结束销售梦幻
此后的十年里,《时尚》杂志发生惊人的大转变,读者人数由维瑞兰下台时的42.8万开始爬升,到80年代初期,已经高达百万以上。米拉贝拉理所当然的成为众人仰望的明星。士毅·纽豪斯多年以后指出:“我想在70年代中期,我们大家的生活方式,以及大家对时装、文化和卫生保健的态度,都发生非常重大的改变。走出了60年代的任性迷茫,走出了受英国风影响的异国情调——那种正合黛安娜·维瑞兰口味的生活方式。我不是社会史专家,但是我的确能够体会到,整个社会似乎变得稳定下来,人们开始用一种比较严谨的眼光正视生活,格雷丝刚巧赶在这个时刻进来,她真正地掌握到社会的改变。《时尚》杂志于是欣欣向荣,主题变得更深入大众,内容变得更丰富活泼。”
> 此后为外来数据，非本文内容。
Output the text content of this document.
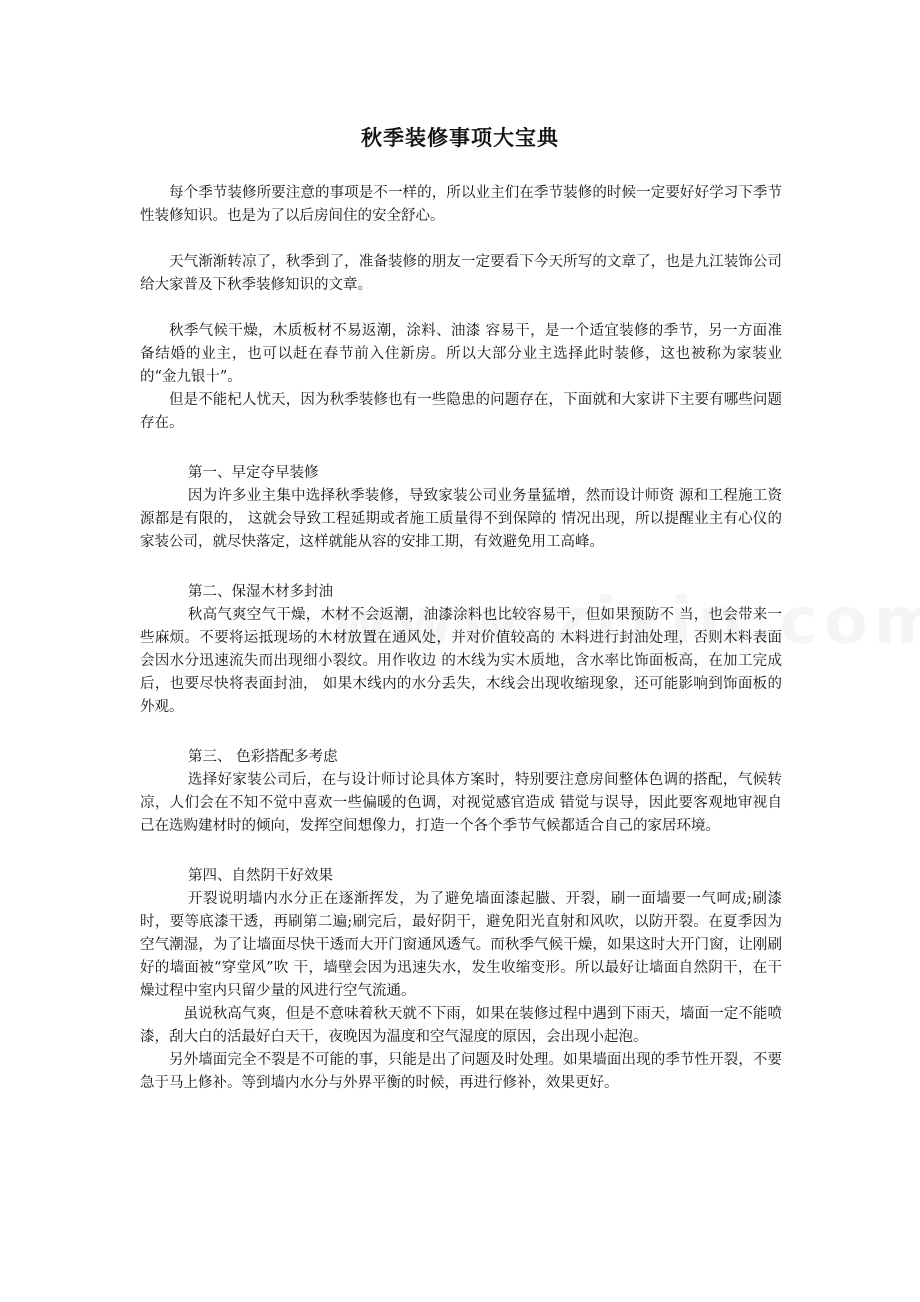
秋季装修事项大宝典

每个季节装修所要注意的事项是不一样的，所以业主们在季节装修的时候一定要好好学习下季节性装修知识。也是为了以后房间住的安全舒心。

天气渐渐转凉了，秋季到了，准备装修的朋友一定要看下今天所写的文章了，也是九江装饰公司给大家普及下秋季装修知识的文章。

秋季气候干燥，木质板材不易返潮，涂料、油漆 容易干，是一个适宜装修的季节，另一方面准备结婚的业主，也可以赶在春节前入住新房。所以大部分业主选择此时装修，这也被称为家装业的“金九银十”。

但是不能杞人忧天，因为秋季装修也有一些隐患的问题存在，下面就和大家讲下主要有哪些问题存在。

第一、早定夺早装修

因为许多业主集中选择秋季装修，导致家装公司业务量猛增，然而设计师资 源和工程施工资源都是有限的， 这就会导致工程延期或者施工质量得不到保障的 情况出现，所以提醒业主有心仪的家装公司，就尽快落定，这样就能从容的安排工期，有效避免用工高峰。

第二、保湿木材多封油

秋高气爽空气干燥，木材不会返潮，油漆涂料也比较容易干，但如果预防不 当，也会带来一些麻烦。不要将运抵现场的木材放置在通风处，并对价值较高的 木料进行封油处理，否则木料表面会因水分迅速流失而出现细小裂纹。用作收边 的木线为实木质地，含水率比饰面板高，在加工完成后，也要尽快将表面封油， 如果木线内的水分丢失，木线会出现收缩现象，还可能影响到饰面板的外观。

第三、 色彩搭配多考虑

选择好家装公司后，在与设计师讨论具体方案时，特别要注意房间整体色调的搭配，气候转凉，人们会在不知不觉中喜欢一些偏暖的色调，对视觉感官造成 错觉与误导，因此要客观地审视自己在选购建材时的倾向，发挥空间想像力，打造一个各个季节气候都适合自己的家居环境。

第四、自然阴干好效果

开裂说明墙内水分正在逐渐挥发，为了避免墙面漆起臌、开裂，刷一面墙要一气呵成;刷漆时，要等底漆干透，再刷第二遍;刷完后，最好阴干，避免阳光直射和风吹，以防开裂。在夏季因为空气潮湿，为了让墙面尽快干透而大开门窗通风透气。而秋季气候干燥，如果这时大开门窗，让刚刷好的墙面被“穿堂风”吹 干，墙壁会因为迅速失水，发生收缩变形。所以最好让墙面自然阴干，在干燥过程中室内只留少量的风进行空气流通。

虽说秋高气爽，但是不意味着秋天就不下雨，如果在装修过程中遇到下雨天，墙面一定不能喷漆，刮大白的活最好白天干，夜晚因为温度和空气湿度的原因，会出现小起泡。

另外墙面完全不裂是不可能的事，只能是出了问题及时处理。如果墙面出现的季节性开裂，不要急于马上修补。等到墙内水分与外界平衡的时候，再进行修补，效果更好。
由于杂志的任务从“销售梦幻”变成“销售商品”,《时尚》对广告客户的态度也变得比以前更加友善。在维瑞兰时代,《时尚》和时装业界的相互共存关系是相当微薄的,她极不愿在编辑内容上对重要广告客户做点什么义务性的配合——这也是导致她下台的原因之一。米拉贝拉重新恢复《时尚》与一些广告大客户相互帮衬的关系。一份“必需名单”(“must list”)成为《时尚》的标准政策,名单上列出必须在杂志内容中予以美言的广告客户,列名标准并不在乎新闻编辑原则,完全看广告钞票的多寡。名单包括第七街(Seven Avenue)时装设计公司出产的名牌服饰,以及各大百货公司的精品服饰厂商。《时尚》在编辑版面中以“报道”的形式,故作客观地评述这些品牌时装。1979年被一位记者问及有关《时尚》“必需名单”的事,米拉贝拉不认为此事有任何的不适当。她回答说:“一向都有这个传统。”它不是一份白纸黑字的正式规定,而是某种相沿成习的谅解。当时担任《时尚》发行人的狄克·肖特维1972年对《广告时代》(Advertising Age)承认:“谁要广告我们就捧谁,这是一个冷酷的事实。”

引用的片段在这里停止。